O PSB espera definir até 3ª feira (28.jul.2026) se Josué Gomes, ex-presidente da Fiesp, será o vice na chapa de Patrus Ananias (PT) ao governo de Minas Gerais. A cúpula do partido discute o tema quase diariamente.
Haverá novas conversas nesta 2ª feira (27.jul). A avaliação é de que é pouco provável não compor com um nome para a vice.
Ter Josué na composição é um desejo do presidente Luiz Inácio Lula da Silva (PT). O empresário está filiado ao PSB. Ele é filho de José Alencar (1931-2011), vice-presidente nos 2 primeiros mandatos de Lula.
Há uma relação próxima entre o petista e o dono da Coteminas, empresa do setor têxtil herdada da convivência com Alencar. Entretanto, o empresário segue silente.
Há a chance de que Lula chame Josué Gomes para uma conversa. O vice-presidente Geraldo Alckmin (PSB) também quer que o empresário ocupe esse espaço na chapa mineira.
O Estado é considerado estratégico para a reeleição de Lula. Além disso, PT e PSB mantêm uma aliança no plano nacional.

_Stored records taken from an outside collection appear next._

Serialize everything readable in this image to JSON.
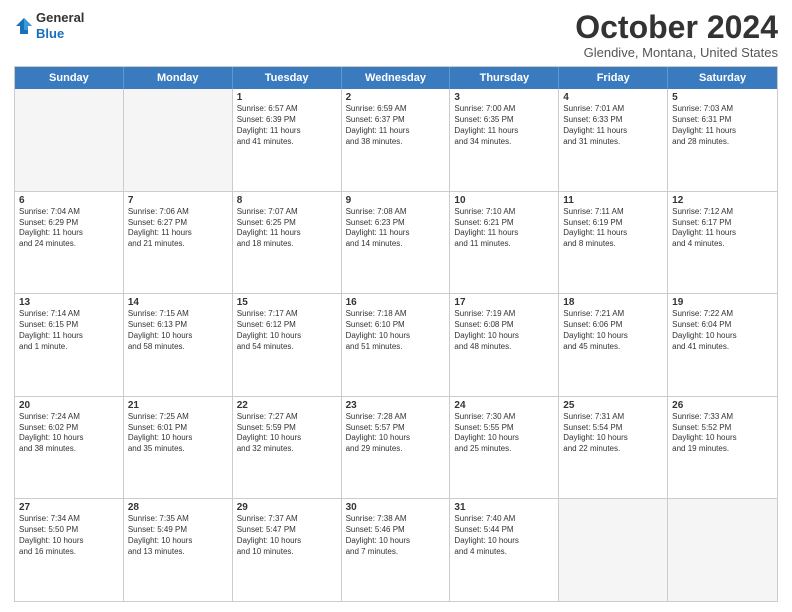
{
  "header": {
    "logo_line1": "General",
    "logo_line2": "Blue",
    "month_title": "October 2024",
    "location": "Glendive, Montana, United States"
  },
  "days_of_week": [
    "Sunday",
    "Monday",
    "Tuesday",
    "Wednesday",
    "Thursday",
    "Friday",
    "Saturday"
  ],
  "rows": [
    [
      {
        "day": "",
        "lines": [],
        "empty": true
      },
      {
        "day": "",
        "lines": [],
        "empty": true
      },
      {
        "day": "1",
        "lines": [
          "Sunrise: 6:57 AM",
          "Sunset: 6:39 PM",
          "Daylight: 11 hours",
          "and 41 minutes."
        ],
        "empty": false
      },
      {
        "day": "2",
        "lines": [
          "Sunrise: 6:59 AM",
          "Sunset: 6:37 PM",
          "Daylight: 11 hours",
          "and 38 minutes."
        ],
        "empty": false
      },
      {
        "day": "3",
        "lines": [
          "Sunrise: 7:00 AM",
          "Sunset: 6:35 PM",
          "Daylight: 11 hours",
          "and 34 minutes."
        ],
        "empty": false
      },
      {
        "day": "4",
        "lines": [
          "Sunrise: 7:01 AM",
          "Sunset: 6:33 PM",
          "Daylight: 11 hours",
          "and 31 minutes."
        ],
        "empty": false
      },
      {
        "day": "5",
        "lines": [
          "Sunrise: 7:03 AM",
          "Sunset: 6:31 PM",
          "Daylight: 11 hours",
          "and 28 minutes."
        ],
        "empty": false
      }
    ],
    [
      {
        "day": "6",
        "lines": [
          "Sunrise: 7:04 AM",
          "Sunset: 6:29 PM",
          "Daylight: 11 hours",
          "and 24 minutes."
        ],
        "empty": false
      },
      {
        "day": "7",
        "lines": [
          "Sunrise: 7:06 AM",
          "Sunset: 6:27 PM",
          "Daylight: 11 hours",
          "and 21 minutes."
        ],
        "empty": false
      },
      {
        "day": "8",
        "lines": [
          "Sunrise: 7:07 AM",
          "Sunset: 6:25 PM",
          "Daylight: 11 hours",
          "and 18 minutes."
        ],
        "empty": false
      },
      {
        "day": "9",
        "lines": [
          "Sunrise: 7:08 AM",
          "Sunset: 6:23 PM",
          "Daylight: 11 hours",
          "and 14 minutes."
        ],
        "empty": false
      },
      {
        "day": "10",
        "lines": [
          "Sunrise: 7:10 AM",
          "Sunset: 6:21 PM",
          "Daylight: 11 hours",
          "and 11 minutes."
        ],
        "empty": false
      },
      {
        "day": "11",
        "lines": [
          "Sunrise: 7:11 AM",
          "Sunset: 6:19 PM",
          "Daylight: 11 hours",
          "and 8 minutes."
        ],
        "empty": false
      },
      {
        "day": "12",
        "lines": [
          "Sunrise: 7:12 AM",
          "Sunset: 6:17 PM",
          "Daylight: 11 hours",
          "and 4 minutes."
        ],
        "empty": false
      }
    ],
    [
      {
        "day": "13",
        "lines": [
          "Sunrise: 7:14 AM",
          "Sunset: 6:15 PM",
          "Daylight: 11 hours",
          "and 1 minute."
        ],
        "empty": false
      },
      {
        "day": "14",
        "lines": [
          "Sunrise: 7:15 AM",
          "Sunset: 6:13 PM",
          "Daylight: 10 hours",
          "and 58 minutes."
        ],
        "empty": false
      },
      {
        "day": "15",
        "lines": [
          "Sunrise: 7:17 AM",
          "Sunset: 6:12 PM",
          "Daylight: 10 hours",
          "and 54 minutes."
        ],
        "empty": false
      },
      {
        "day": "16",
        "lines": [
          "Sunrise: 7:18 AM",
          "Sunset: 6:10 PM",
          "Daylight: 10 hours",
          "and 51 minutes."
        ],
        "empty": false
      },
      {
        "day": "17",
        "lines": [
          "Sunrise: 7:19 AM",
          "Sunset: 6:08 PM",
          "Daylight: 10 hours",
          "and 48 minutes."
        ],
        "empty": false
      },
      {
        "day": "18",
        "lines": [
          "Sunrise: 7:21 AM",
          "Sunset: 6:06 PM",
          "Daylight: 10 hours",
          "and 45 minutes."
        ],
        "empty": false
      },
      {
        "day": "19",
        "lines": [
          "Sunrise: 7:22 AM",
          "Sunset: 6:04 PM",
          "Daylight: 10 hours",
          "and 41 minutes."
        ],
        "empty": false
      }
    ],
    [
      {
        "day": "20",
        "lines": [
          "Sunrise: 7:24 AM",
          "Sunset: 6:02 PM",
          "Daylight: 10 hours",
          "and 38 minutes."
        ],
        "empty": false
      },
      {
        "day": "21",
        "lines": [
          "Sunrise: 7:25 AM",
          "Sunset: 6:01 PM",
          "Daylight: 10 hours",
          "and 35 minutes."
        ],
        "empty": false
      },
      {
        "day": "22",
        "lines": [
          "Sunrise: 7:27 AM",
          "Sunset: 5:59 PM",
          "Daylight: 10 hours",
          "and 32 minutes."
        ],
        "empty": false
      },
      {
        "day": "23",
        "lines": [
          "Sunrise: 7:28 AM",
          "Sunset: 5:57 PM",
          "Daylight: 10 hours",
          "and 29 minutes."
        ],
        "empty": false
      },
      {
        "day": "24",
        "lines": [
          "Sunrise: 7:30 AM",
          "Sunset: 5:55 PM",
          "Daylight: 10 hours",
          "and 25 minutes."
        ],
        "empty": false
      },
      {
        "day": "25",
        "lines": [
          "Sunrise: 7:31 AM",
          "Sunset: 5:54 PM",
          "Daylight: 10 hours",
          "and 22 minutes."
        ],
        "empty": false
      },
      {
        "day": "26",
        "lines": [
          "Sunrise: 7:33 AM",
          "Sunset: 5:52 PM",
          "Daylight: 10 hours",
          "and 19 minutes."
        ],
        "empty": false
      }
    ],
    [
      {
        "day": "27",
        "lines": [
          "Sunrise: 7:34 AM",
          "Sunset: 5:50 PM",
          "Daylight: 10 hours",
          "and 16 minutes."
        ],
        "empty": false
      },
      {
        "day": "28",
        "lines": [
          "Sunrise: 7:35 AM",
          "Sunset: 5:49 PM",
          "Daylight: 10 hours",
          "and 13 minutes."
        ],
        "empty": false
      },
      {
        "day": "29",
        "lines": [
          "Sunrise: 7:37 AM",
          "Sunset: 5:47 PM",
          "Daylight: 10 hours",
          "and 10 minutes."
        ],
        "empty": false
      },
      {
        "day": "30",
        "lines": [
          "Sunrise: 7:38 AM",
          "Sunset: 5:46 PM",
          "Daylight: 10 hours",
          "and 7 minutes."
        ],
        "empty": false
      },
      {
        "day": "31",
        "lines": [
          "Sunrise: 7:40 AM",
          "Sunset: 5:44 PM",
          "Daylight: 10 hours",
          "and 4 minutes."
        ],
        "empty": false
      },
      {
        "day": "",
        "lines": [],
        "empty": true
      },
      {
        "day": "",
        "lines": [],
        "empty": true
      }
    ]
  ]
}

O PT tem Marília Campos (PT-MG) como pré-candidata ao Senado. Neste ano, duas vagas à Casa Alta em cada unidade da Federação estão em disputa.

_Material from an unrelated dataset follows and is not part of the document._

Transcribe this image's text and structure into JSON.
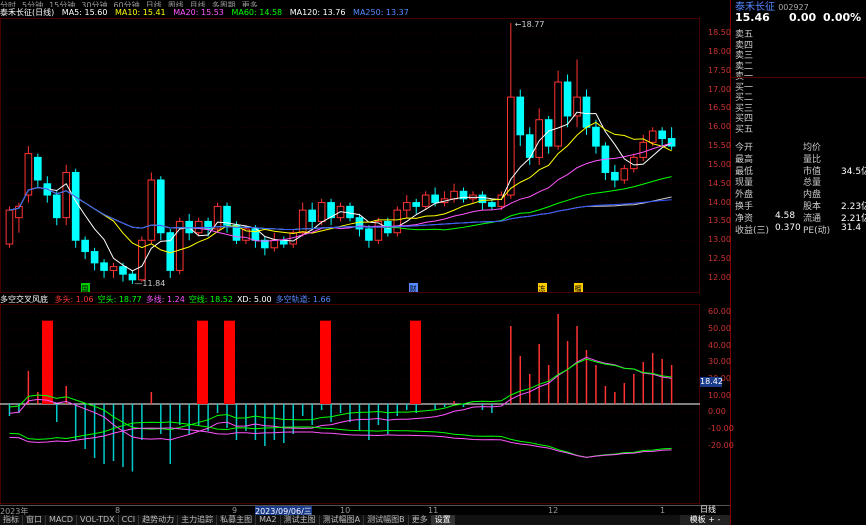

A tendência é que a 2ª vaga ao Senado fique com o ex-procurador-geral de Justiça de Minas Jarbas Soares Júnior (PSB).
Com isso, a ex-deputada Áurea Carolina (Psol-MG) ficaria fora da chapa majoritária.
Eis a composição aventada na aliança:
- Patrus Ananias (PT-MG) – candidato ao governo;
- Josué Gomes (PSB-MG) – candidato a vice;
- Marília Campos (PT-MG) – candidata ao Senado;
- Jarbas Soares Júnior (PSB-MG) – candidato ao Senado.
Uma alternativa a Josué é justamente Jarbas Soares Júnior como vice na chapa petista. Ele foi levado para o partido pelo ex-presidente do Congresso, o senador Rodrigo Pacheco (MG). Os 2 se filiaram à sigla em 1º de abril.
Pacheco também trouxe outros nomes para se filiar ao PSB. Essa ala trazida pelo congressista hesita em estar na vice do PT e defende uma candidatura própria.
Em 2026, o PT contava com Pacheco na disputa ao governo estadual, mas o congressista desistiu de concorrer ao pleito. Diante disso, a sigla aprovou uma resolução para ter uma candidatura própria em Minas Gerais.
O PSB, por sua vez, tem uma comissão provisória em Minas. Mesmo que aprovem um candidato próprio, a decisão cabe a João Campos, presidente nacional da sigla.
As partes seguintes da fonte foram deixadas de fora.